Home / Romansa / Kecantol Cinta Janda / Bab 8 Pertengkaran Melon dan Kiwi

Share

Bab 8 Pertengkaran Melon dan Kiwi

Author: Author Receh
last update Last Updated: 2025-06-14 21:15:51

Sore itu, langit berwarna jingga pucat saat Melon dan Kiwi duduk di bangku taman, masing-masing memegang es krim rasa favorit. Jeruk bermain di ayunan tak jauh dari mereka, tertawa-tawa bersama anak-anak lain. Awalnya, suasana begitu nyaman. Kiwi bercerita tentang pekerjaannya, Melon menimpali dengan candaan, lalu tertawa bersama.

Namun, ketika Kiwi mulai berbicara serius, nada suaranya berubah. “Aku sempat dengar dari Jeruk... kamu ketemu mantan di mal, ya?”

Melon yang sedang menjilat es krim vanila tiba-tiba diam. Ia menoleh perlahan. “Iya. Kenapa?”

Kiwi mencoba tersenyum, tapi senyumnya canggung. “Cuma nanya, kok. Tapi kenapa kamu nggak cerita?”

Melon mengangkat alis. “Itu cuma ketemu biasa. Dia cuma nyapa, terus aku tinggalin. Bukan hal penting.”

Kiwi menoleh ke arah Jeruk, lalu kembali menatap Melon. “Tapi buat aku, itu cukup penting buat diceritain. Biar aku nggak denger dari orang lain.”

Melon menghela napas. “Kiwi, kamu bukan pacarku. Kita nggak punya kewajiban lapor-laporan, kan?”

Kiwi menatap Melon, kali ini lebih tajam. “Mungkin bukan pacar, tapi selama ini aku selalu ada. Aku jagain kamu dan Jeruk, dengerin curhat kamu, ikut bantu kamu bangkit... kamu kira aku cuma numpang lewat?”

Melon meletakkan es krimnya di pangkuan dengan ekspresi dingin. “Aku nggak pernah anggap kamu numpang lewat. Tapi kamu juga nggak bisa nuntut lebih kalau dari awal kita nggak pernah nyepakati apa-apa.”
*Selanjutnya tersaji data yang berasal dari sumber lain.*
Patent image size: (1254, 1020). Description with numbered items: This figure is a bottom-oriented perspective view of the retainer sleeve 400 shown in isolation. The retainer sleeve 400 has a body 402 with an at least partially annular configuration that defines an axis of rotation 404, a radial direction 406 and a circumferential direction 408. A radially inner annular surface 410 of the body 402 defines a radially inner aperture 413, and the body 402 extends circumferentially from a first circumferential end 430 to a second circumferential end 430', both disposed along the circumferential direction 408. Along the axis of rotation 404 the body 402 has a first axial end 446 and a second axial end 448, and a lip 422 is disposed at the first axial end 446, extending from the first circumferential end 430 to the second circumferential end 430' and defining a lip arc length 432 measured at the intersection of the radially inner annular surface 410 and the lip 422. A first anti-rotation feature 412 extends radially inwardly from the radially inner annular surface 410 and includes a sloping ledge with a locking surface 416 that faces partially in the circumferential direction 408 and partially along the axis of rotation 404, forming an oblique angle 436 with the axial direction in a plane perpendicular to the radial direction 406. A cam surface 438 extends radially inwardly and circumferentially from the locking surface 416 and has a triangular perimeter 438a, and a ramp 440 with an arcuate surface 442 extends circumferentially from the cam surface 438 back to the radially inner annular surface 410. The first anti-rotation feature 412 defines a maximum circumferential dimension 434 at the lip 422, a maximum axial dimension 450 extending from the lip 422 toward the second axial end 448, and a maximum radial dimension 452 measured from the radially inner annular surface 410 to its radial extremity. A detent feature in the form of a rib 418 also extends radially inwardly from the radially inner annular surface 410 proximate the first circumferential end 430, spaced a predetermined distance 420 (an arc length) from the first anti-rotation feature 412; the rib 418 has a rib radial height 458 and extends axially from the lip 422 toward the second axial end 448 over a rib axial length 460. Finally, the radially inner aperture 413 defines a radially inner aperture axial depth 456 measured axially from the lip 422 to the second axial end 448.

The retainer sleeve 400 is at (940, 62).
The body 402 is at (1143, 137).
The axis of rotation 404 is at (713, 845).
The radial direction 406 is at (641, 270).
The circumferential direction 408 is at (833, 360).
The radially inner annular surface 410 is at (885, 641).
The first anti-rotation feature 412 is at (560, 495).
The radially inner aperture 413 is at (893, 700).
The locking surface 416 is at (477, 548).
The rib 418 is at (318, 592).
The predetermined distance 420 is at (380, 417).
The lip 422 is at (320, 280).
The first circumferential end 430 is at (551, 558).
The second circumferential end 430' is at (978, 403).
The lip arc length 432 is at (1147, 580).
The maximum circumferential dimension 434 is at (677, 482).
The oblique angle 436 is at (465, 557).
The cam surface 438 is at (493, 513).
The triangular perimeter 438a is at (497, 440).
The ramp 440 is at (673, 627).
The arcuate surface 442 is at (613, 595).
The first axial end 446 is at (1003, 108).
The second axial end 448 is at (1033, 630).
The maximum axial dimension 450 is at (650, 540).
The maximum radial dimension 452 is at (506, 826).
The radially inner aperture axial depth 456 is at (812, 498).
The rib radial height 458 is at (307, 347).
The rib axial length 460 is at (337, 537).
Kiwi tersenyum miring, kecut. “Jadi aku cuma ‘teman dekat yang kebetulan rajin antar jemput anakmu’, gitu?”

“Kiwi...” Melon mengusap wajahnya, frustrasi. “Aku cuma belum siap. Baru saja bertemu mantan, dihantui masa lalu, dan kamu tiba-tiba minta kejelasan seolah aku harus langsung jatuh cinta ke pelukmu.”

“Aku nggak minta kamu jatuh cinta,” balas Kiwi pelan, tapi nadanya mengeras. “Aku cuma pengen tahu, aku ini siapa di hidupmu. Karena aku mulai takut... takut kamu cuma butuh kehadiranku pas butuh, tapi nggak pernah niat melibatkan aku lebih dalam.”

Melon menatap Kiwi, kali ini matanya tak setenang biasanya. “Aku juga manusia, Kiwi. Aku juga punya trauma. Kamu pikir gampang buat nerima hubungan baru setelah yang kemarin? Kamu nggak tahu rasanya diceraikan pas lagi sayang-sayangnya.”

Kiwi tertunduk. Jeruk berlari mendekat, wajahnya ceria, tapi langsung terdiam saat melihat wajah tegang dua orang dewasa yang biasa ia lihat bercanda.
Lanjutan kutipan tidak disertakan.